Fue en la época en que tras el largo liderazgo del político yaracuyano, sus discípulos iban a someterse a unas elecciones primarias en las cuales sería escogido el nuevo candidato a la primera magistratura del país. Este proceso, por cierto, tuvo como característica que no solo iban a votar en la consulta los miembros del partido, sino que sería un proceso abierto a quienes acudieran al Poliedro de Caracas donde fueron ubicadas las mesas comiciales. Por elemental cortesía, Eduardo se creyó en el deber de visitar al ex mandatario y fundador del partido en su residencia para darle cuenta de cuánto había sido acordado en el partido, habida cuenta de que nunca se pensó en una nueva candidatura suya.

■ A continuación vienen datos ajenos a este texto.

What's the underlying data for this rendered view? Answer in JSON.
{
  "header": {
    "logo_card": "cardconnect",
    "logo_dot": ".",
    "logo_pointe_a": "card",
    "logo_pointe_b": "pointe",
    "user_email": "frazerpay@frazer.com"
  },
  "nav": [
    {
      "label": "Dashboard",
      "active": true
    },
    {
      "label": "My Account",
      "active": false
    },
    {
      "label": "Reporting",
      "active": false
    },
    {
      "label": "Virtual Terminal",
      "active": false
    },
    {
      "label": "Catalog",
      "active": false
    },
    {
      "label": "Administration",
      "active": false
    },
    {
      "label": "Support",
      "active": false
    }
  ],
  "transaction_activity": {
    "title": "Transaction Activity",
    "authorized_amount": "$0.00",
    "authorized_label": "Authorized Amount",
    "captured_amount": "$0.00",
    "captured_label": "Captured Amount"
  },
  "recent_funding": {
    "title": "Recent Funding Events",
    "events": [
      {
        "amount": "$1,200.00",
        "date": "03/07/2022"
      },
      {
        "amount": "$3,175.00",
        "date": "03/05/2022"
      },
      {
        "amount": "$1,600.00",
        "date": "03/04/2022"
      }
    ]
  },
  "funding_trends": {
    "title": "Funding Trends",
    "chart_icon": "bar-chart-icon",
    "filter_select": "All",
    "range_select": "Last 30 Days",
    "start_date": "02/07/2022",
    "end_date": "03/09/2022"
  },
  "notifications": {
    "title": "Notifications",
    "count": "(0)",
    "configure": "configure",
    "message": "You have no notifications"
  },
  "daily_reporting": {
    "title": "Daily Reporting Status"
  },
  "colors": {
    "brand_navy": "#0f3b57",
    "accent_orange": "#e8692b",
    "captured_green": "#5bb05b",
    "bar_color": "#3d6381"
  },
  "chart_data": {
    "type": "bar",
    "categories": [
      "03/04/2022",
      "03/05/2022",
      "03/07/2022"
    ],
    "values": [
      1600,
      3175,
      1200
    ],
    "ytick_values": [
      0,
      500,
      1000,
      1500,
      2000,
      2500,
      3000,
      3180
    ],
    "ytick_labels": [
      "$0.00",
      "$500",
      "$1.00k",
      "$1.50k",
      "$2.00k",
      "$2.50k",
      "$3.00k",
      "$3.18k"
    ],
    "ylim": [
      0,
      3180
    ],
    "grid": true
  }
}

-Me recibió muy amablemente -nos contó- y tras el intercambio de saludos nos sentamos a conversar ante una pequeña mesa en la cual nos fue servido un whisky. Le expliqué la mecánica del proceso novedoso que habíamos diseñado y le informé sobre los candidatos que íbamos a participar.

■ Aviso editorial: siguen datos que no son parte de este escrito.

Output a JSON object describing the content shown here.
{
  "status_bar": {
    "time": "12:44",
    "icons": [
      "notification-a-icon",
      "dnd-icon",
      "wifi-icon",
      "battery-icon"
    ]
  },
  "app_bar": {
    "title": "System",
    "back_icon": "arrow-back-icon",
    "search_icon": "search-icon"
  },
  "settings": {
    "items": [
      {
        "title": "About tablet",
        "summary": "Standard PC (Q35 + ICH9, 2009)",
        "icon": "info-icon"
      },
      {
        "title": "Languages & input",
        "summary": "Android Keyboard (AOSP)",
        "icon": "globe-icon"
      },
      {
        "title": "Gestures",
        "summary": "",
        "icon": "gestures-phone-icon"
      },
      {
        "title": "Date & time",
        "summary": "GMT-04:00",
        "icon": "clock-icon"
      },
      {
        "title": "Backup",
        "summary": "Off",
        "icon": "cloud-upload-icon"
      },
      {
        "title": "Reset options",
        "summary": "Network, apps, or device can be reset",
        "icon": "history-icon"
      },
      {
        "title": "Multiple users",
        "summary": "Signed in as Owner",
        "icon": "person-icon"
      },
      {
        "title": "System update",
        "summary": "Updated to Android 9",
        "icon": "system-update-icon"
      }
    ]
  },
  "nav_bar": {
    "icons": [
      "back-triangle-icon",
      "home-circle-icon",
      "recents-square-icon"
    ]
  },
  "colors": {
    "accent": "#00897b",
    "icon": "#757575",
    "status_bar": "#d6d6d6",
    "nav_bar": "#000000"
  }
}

-De repente -prosiguió Eduardo- más pálido que nunca, descompuesto, enardecido, se levantó de su asiento y me increpó:
-¿Y yo cómo quedo? ¿Cómo un …pendejo?
   Jamás le había oído pronunciar una mala palabra. Perturbado por aquella reacción inesperada abandoné la habitación, salí a la calle y me marché.
---Pero a poco andar -expresó Eduardo finalmente-regresé a la casa, apuré el whisky que me había servido y me devolví, entonces sí, para no regresar nunca más.

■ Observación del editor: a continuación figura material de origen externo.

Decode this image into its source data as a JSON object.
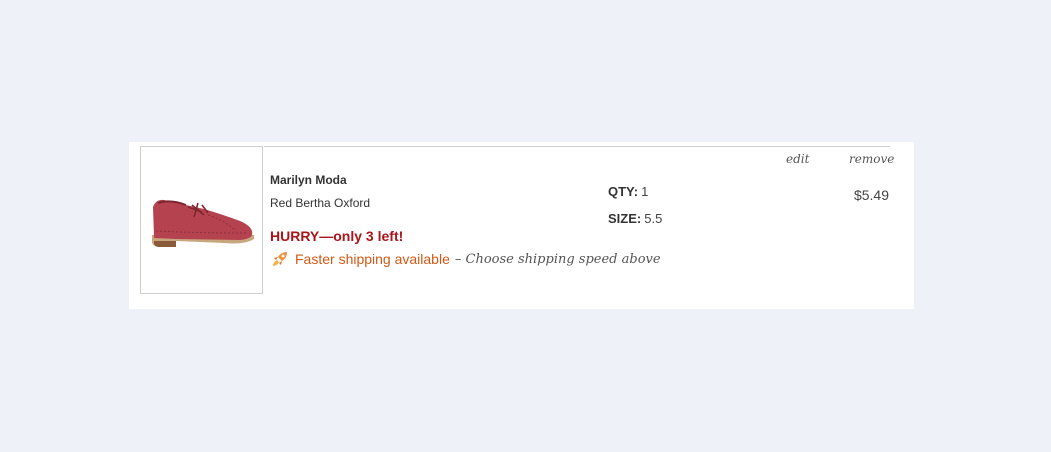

Comentamos entre risas aquella conducta suya, tras la molestia expresada por el ex mandatario yaracuyano, propia de la turbación que lo embargó.
Eduardo, en esa oportunidad, resulto perdedor en la consulta, que ganó Oswaldo Álvarez Paz. Caldera renunció al partido que fundó y lo elevó a la Primera Magistratura del país, para postularse nuevamente como candidato apoyado por un movimiento político que fundó su hijo mayor, que él bautizó como “el chiripero” y por el Movimiento Al Socialismo (MAS) comandado por Teodoro Petkoff y Pompeyo Márquez. Para asombro de todos, Caldera resultó triunfador. Su gobierno no fue como muchos esperaban, pues la situación económica del país atravesaba un momento difícil, con los precios del barril de petróleo por debajo de los seis dólares el barril. 
Mi querido y apreciado Eduardo desde aquel día, jamás volvió a verse con Caldera. Y no porque en su casa no existiese una botellita de whisky o de brandy, que era la bebida de la que prefería tomar una copita.